また、スカイマークの決算書によりますと、手元の資金を示す現預金はおととし3月末は231億円でしたが、去年3月末では70億円、9月末には45億円と急速に減少しました。
このためスカイマークは、コスト削減のため成田空港から撤退したり、米子空港を発着する便などの休止を相次いで決めるなど、不採算路線の見直しを進めました。
さらに、経営体力を回復させようと国内や海外のファンドなどとの間で融資や出資を求める交渉を始めました。
しかし、業績の悪化に加え、エアバスから多額の違約金を求められていることも影響し、交渉はまとまっていません。
メインバンクと呼べる銀行を持っていないかったことも裏目に出て、まとまった資金を自力で確保することが困難になりました。
また、収益力の強化を目指して、航空業界では異例と言える全日空と日本航空のライバル大手2社との共同運航を目指して交渉も始めましたが、これも実現には至っていません。
こうした厳しい状況のもと、スカイマークは、予備のエンジンやパイロットの訓練装置を売却したり航空機のリース費用の支払いの延期を要請したりと、まさに自転車操業の状態で資金繰りを続けていました。
しかし、乗客の搭乗率が低下したうえ、冬場の悪天候や航空機の整備の遅れなどで欠航が相次いだことも追い打ちをかけ、経営破綻に追い込まれました。

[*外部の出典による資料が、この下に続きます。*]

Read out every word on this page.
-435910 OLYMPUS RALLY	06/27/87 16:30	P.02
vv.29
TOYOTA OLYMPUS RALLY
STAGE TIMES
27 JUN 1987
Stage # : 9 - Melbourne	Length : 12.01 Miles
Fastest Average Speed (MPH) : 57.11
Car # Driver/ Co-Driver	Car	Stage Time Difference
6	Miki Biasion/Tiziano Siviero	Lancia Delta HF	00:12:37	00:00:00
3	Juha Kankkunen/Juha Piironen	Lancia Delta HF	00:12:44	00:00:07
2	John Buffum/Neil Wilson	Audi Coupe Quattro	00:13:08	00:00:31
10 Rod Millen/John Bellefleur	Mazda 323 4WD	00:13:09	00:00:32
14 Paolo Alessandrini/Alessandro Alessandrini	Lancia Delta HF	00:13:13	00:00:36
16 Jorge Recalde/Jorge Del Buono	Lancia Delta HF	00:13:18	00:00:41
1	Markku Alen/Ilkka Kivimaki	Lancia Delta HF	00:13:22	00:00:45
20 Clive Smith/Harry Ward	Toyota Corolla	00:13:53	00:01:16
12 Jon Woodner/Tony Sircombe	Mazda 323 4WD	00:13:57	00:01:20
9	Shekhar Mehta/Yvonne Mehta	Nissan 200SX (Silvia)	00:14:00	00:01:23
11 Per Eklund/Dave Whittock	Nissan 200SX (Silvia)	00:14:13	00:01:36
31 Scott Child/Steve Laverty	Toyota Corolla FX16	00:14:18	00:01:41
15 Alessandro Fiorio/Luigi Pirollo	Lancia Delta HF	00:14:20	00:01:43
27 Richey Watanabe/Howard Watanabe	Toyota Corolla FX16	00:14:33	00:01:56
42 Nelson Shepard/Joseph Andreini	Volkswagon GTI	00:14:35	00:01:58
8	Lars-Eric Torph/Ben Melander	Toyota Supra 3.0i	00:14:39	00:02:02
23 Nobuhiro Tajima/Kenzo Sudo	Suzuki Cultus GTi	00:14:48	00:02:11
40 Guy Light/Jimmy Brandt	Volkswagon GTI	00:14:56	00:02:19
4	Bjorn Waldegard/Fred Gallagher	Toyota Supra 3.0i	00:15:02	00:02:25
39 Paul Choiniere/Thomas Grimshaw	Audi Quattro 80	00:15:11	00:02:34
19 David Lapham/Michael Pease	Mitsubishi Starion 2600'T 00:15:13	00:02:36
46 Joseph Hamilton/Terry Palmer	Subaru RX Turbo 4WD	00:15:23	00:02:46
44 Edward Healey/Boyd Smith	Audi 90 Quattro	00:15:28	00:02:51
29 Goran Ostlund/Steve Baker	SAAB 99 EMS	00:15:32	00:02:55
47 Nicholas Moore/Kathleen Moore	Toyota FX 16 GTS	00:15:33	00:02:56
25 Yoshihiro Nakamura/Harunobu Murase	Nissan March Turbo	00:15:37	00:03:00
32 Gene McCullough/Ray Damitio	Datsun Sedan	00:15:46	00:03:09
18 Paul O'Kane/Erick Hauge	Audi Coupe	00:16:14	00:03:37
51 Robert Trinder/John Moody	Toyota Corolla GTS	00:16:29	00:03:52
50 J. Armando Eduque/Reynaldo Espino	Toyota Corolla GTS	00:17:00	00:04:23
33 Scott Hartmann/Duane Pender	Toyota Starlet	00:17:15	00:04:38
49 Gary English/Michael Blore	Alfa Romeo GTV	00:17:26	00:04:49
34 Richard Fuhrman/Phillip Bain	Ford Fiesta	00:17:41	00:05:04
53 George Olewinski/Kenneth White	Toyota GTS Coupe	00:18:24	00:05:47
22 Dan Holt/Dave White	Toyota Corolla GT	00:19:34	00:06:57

平成8年の会社設立から19年目、平成10年の運航開始から17年目でした。

単独運航路線は10

スカイマークは羽田空港や神戸空港を中心に13の空港に就航し、経由便を含めて国内27路線を運航しています。
このうち、ほかの航空会社の運航がなくスカイマークが単独で運航しているのは、経由便も含めて10路線あります。
▽茨城空港と新千歳、米子(神戸経由)、神戸、福岡、那覇(神戸経由)をそれぞれ結ぶ路線、▽神戸空港と仙台、長崎、米子、鹿児島を結ぶ路線、▽さらに米子と那覇を結ぶ路線です。
スカイマークの利用者は低迷が続き、先月の搭乗率は前の年の同じ月より5.6ポイント低下して54.5%となり、12月としてはこれまでで最も低くなりました。